Préservation numérique : un enjeu qui dépasse le gaming
Au-delà de la performance technique, ces projets posent une question cruciale : qui préservera l’accès aux jeux numériques quand Sony fermera ses serveurs ? L’arrêt annoncé des jeux physiques PS5 rend la question plus pressante que jamais. Si les émulateurs restent à des stades très précoces (SharpEmu ne lance qu’une poignée de jeux, KytyPS5 est loin d’une expérience jouable), leur passage en open source garantit que le travail ne disparaîtra pas avec un développeur. La communauté peut désormais contribuer, forker, améliorer. C’est exactement ce qui a permis à RPCS3 d’atteindre 75 % de compatibilité après des années d’efforts collectifs. L’histoire de l’émulation montre que la patience paie. Le chemin sera long : il a fallu plus de cinq ans à RPCS3 pour atteindre un niveau de compatibilité respectable, et la PS5 est une cible autrement plus complexe. Mais le passage à l’open source change la donne : ce qui n’était que l’oeuvre de quelques développeurs isolés devient un effort collectif mondial.

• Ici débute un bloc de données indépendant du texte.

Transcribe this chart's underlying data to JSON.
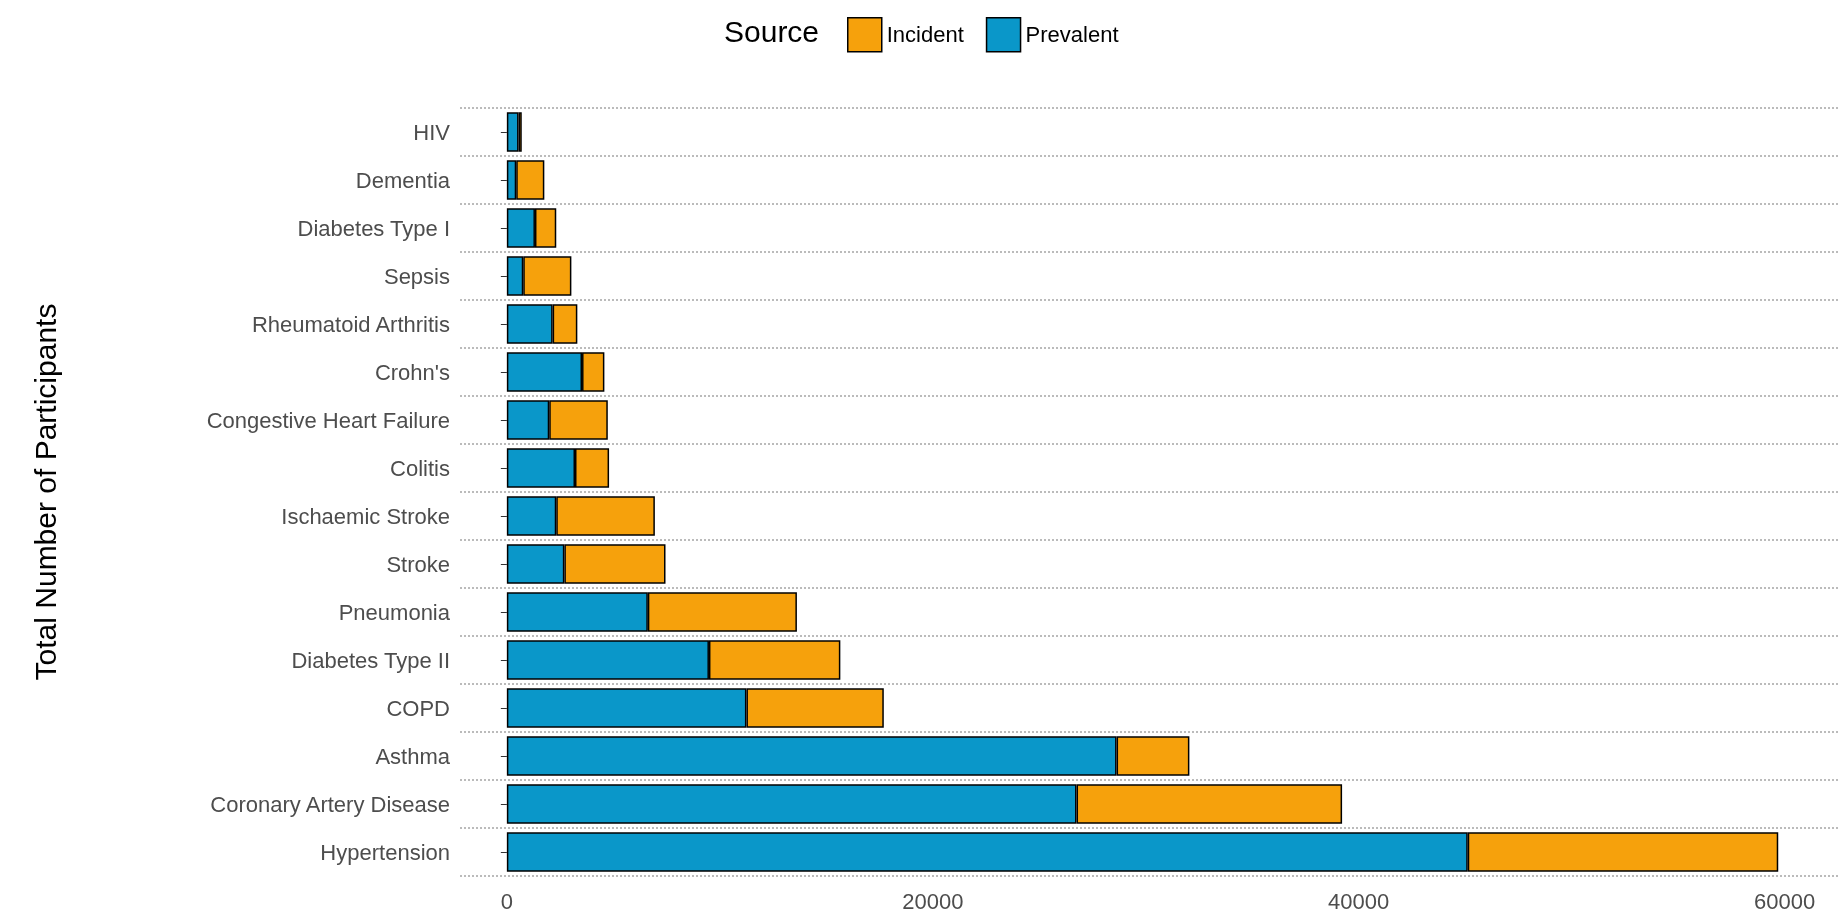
{
  "chart_data": {
    "type": "bar",
    "orientation": "horizontal",
    "stacked": true,
    "ylabel": "Total Number of Participants",
    "legend_title": "Source",
    "legend": "top",
    "categories": [
      "HIV",
      "Dementia",
      "Diabetes Type I",
      "Sepsis",
      "Rheumatoid Arthritis",
      "Crohn's",
      "Congestive Heart Failure",
      "Colitis",
      "Ischaemic Stroke",
      "Stroke",
      "Pneumonia",
      "Diabetes Type II",
      "COPD",
      "Asthma",
      "Coronary Artery Disease",
      "Hypertension"
    ],
    "series": [
      {
        "name": "Prevalent",
        "color": "#0a97c9",
        "values": [
          550,
          440,
          1320,
          770,
          2150,
          3530,
          1990,
          3200,
          2320,
          2700,
          6620,
          9490,
          11250,
          28630,
          26750,
          45120
        ]
      },
      {
        "name": "Incident",
        "color": "#f6a10c",
        "values": [
          150,
          1320,
          1000,
          2260,
          1160,
          1050,
          2750,
          1600,
          4630,
          4750,
          7000,
          6170,
          6450,
          3420,
          12470,
          14580
        ]
      }
    ],
    "xlim": [
      -2200,
      62600
    ],
    "xticks": [
      0,
      20000,
      40000,
      60000
    ],
    "grid": "y"
  }
}
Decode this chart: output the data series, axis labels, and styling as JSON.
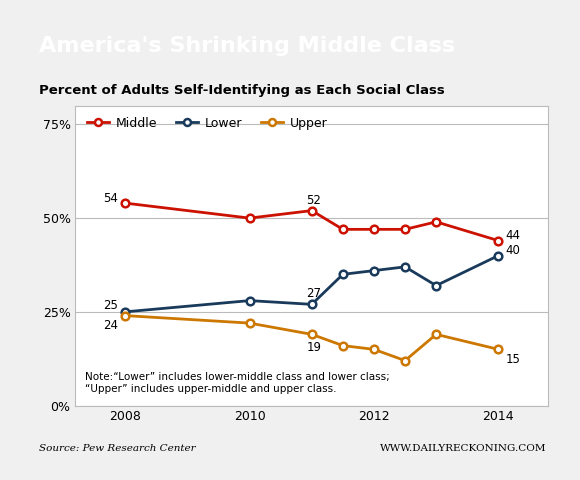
{
  "title_main": "America's Shrinking Middle Class",
  "subtitle": "Percent of Adults Self-Identifying as Each Social Class",
  "source_left": "Source: Pew Research Center",
  "source_right": "WWW.DAILYRECKONING.COM",
  "note": "Note:“Lower” includes lower-middle class and lower class;\n“Upper” includes upper-middle and upper class.",
  "years": [
    2008,
    2010,
    2011,
    2011.5,
    2012,
    2012.5,
    2013,
    2014
  ],
  "middle": [
    54,
    50,
    52,
    47,
    47,
    47,
    49,
    44
  ],
  "lower": [
    25,
    28,
    27,
    35,
    36,
    37,
    32,
    40
  ],
  "upper": [
    24,
    22,
    19,
    16,
    15,
    12,
    19,
    15
  ],
  "middle_color": "#cc1100",
  "lower_color": "#1a3a5c",
  "upper_color": "#cc7700",
  "bg_title": "#222222",
  "ylim": [
    0,
    80
  ],
  "yticks": [
    0,
    25,
    50,
    75
  ],
  "ytick_labels": [
    "0%",
    "25%",
    "50%",
    "75%"
  ],
  "xlim": [
    2007.2,
    2014.8
  ],
  "xticks": [
    2008,
    2010,
    2012,
    2014
  ],
  "border_color": "#cc1100"
}
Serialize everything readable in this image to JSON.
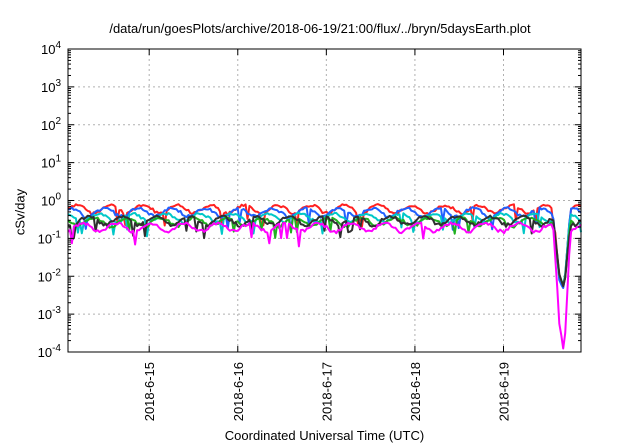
{
  "chart_data": {
    "type": "line",
    "title": "/data/run/goesPlots/archive/2018-06-19/21:00/flux/../bryn/5daysEarth.plot",
    "xlabel": "Coordinated Universal Time (UTC)",
    "ylabel": "cSv/day",
    "yscale": "log",
    "ylim": [
      0.0001,
      10000
    ],
    "y_ticks": [
      {
        "value": 0.0001,
        "base": "10",
        "exp": "-4"
      },
      {
        "value": 0.001,
        "base": "10",
        "exp": "-3"
      },
      {
        "value": 0.01,
        "base": "10",
        "exp": "-2"
      },
      {
        "value": 0.1,
        "base": "10",
        "exp": "-1"
      },
      {
        "value": 1,
        "base": "10",
        "exp": "0"
      },
      {
        "value": 10,
        "base": "10",
        "exp": "1"
      },
      {
        "value": 100,
        "base": "10",
        "exp": "2"
      },
      {
        "value": 1000,
        "base": "10",
        "exp": "3"
      },
      {
        "value": 10000,
        "base": "10",
        "exp": "4"
      }
    ],
    "xlim": [
      "2018-06-14T02:00",
      "2018-06-19T21:00"
    ],
    "x_ticks": [
      {
        "value": "2018-06-15T00:00",
        "label": "2018-6-15"
      },
      {
        "value": "2018-06-16T00:00",
        "label": "2018-6-16"
      },
      {
        "value": "2018-06-17T00:00",
        "label": "2018-6-17"
      },
      {
        "value": "2018-06-18T00:00",
        "label": "2018-6-18"
      },
      {
        "value": "2018-06-19T00:00",
        "label": "2018-6-19"
      }
    ],
    "grid": true,
    "series": [
      {
        "color": "#ff2020",
        "level": 0.6
      },
      {
        "color": "#2060ff",
        "level": 0.5
      },
      {
        "color": "#00c8c8",
        "level": 0.36
      },
      {
        "color": "#20b020",
        "level": 0.28
      },
      {
        "color": "#303030",
        "level": 0.3
      },
      {
        "color": "#ff00ff",
        "level": 0.2
      }
    ],
    "events": [
      {
        "time": "2018-06-19T15:00",
        "min": 0.001
      },
      {
        "time": "2018-06-19T16:30",
        "min": 0.00015
      }
    ]
  }
}
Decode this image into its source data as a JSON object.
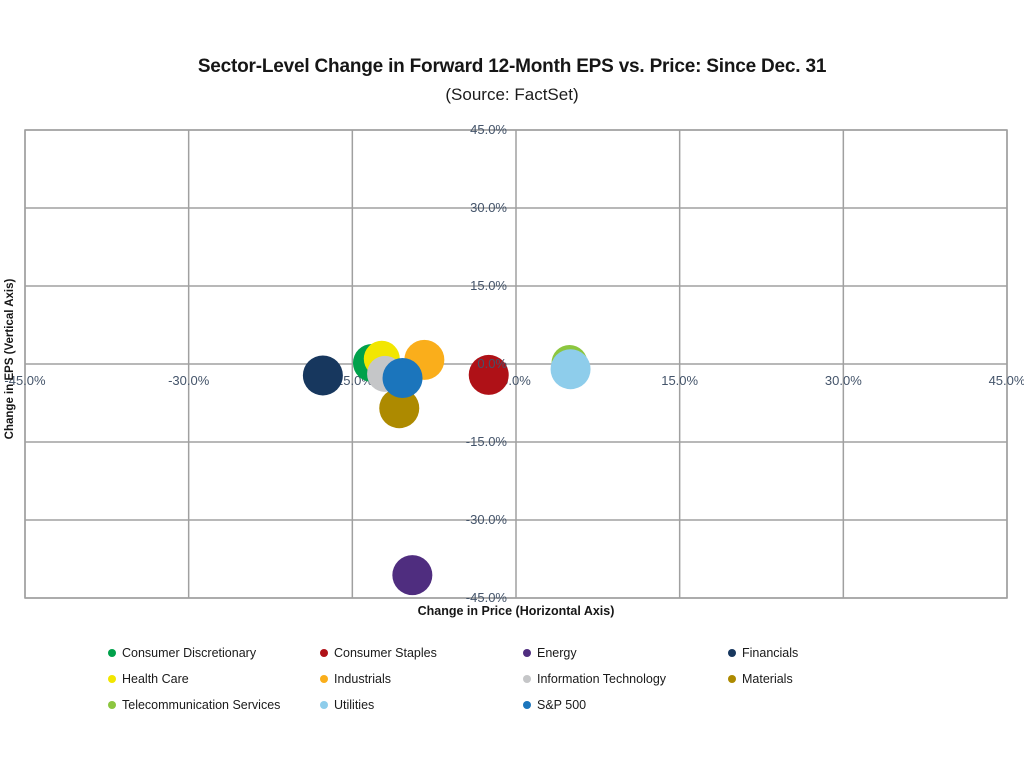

En attendant de pouvoir lancer le prochain blockbuster PS5 sur PC, les projets comme SharpEmu et KytyPS5 rappellent une vérité que Sony ferait bien de ne pas oublier : le jeu vidéo appartient d’abord à ceux qui y jouent. Et ceux-là ont la mémoire longue. D’autant que contrairement aux cycles précédents, la PS5 est vendue depuis 2020 dans un format exclusivement numérique en France dans plus d’un foyer sur trois. La question de la préservation à long terme n’a jamais été aussi concrète.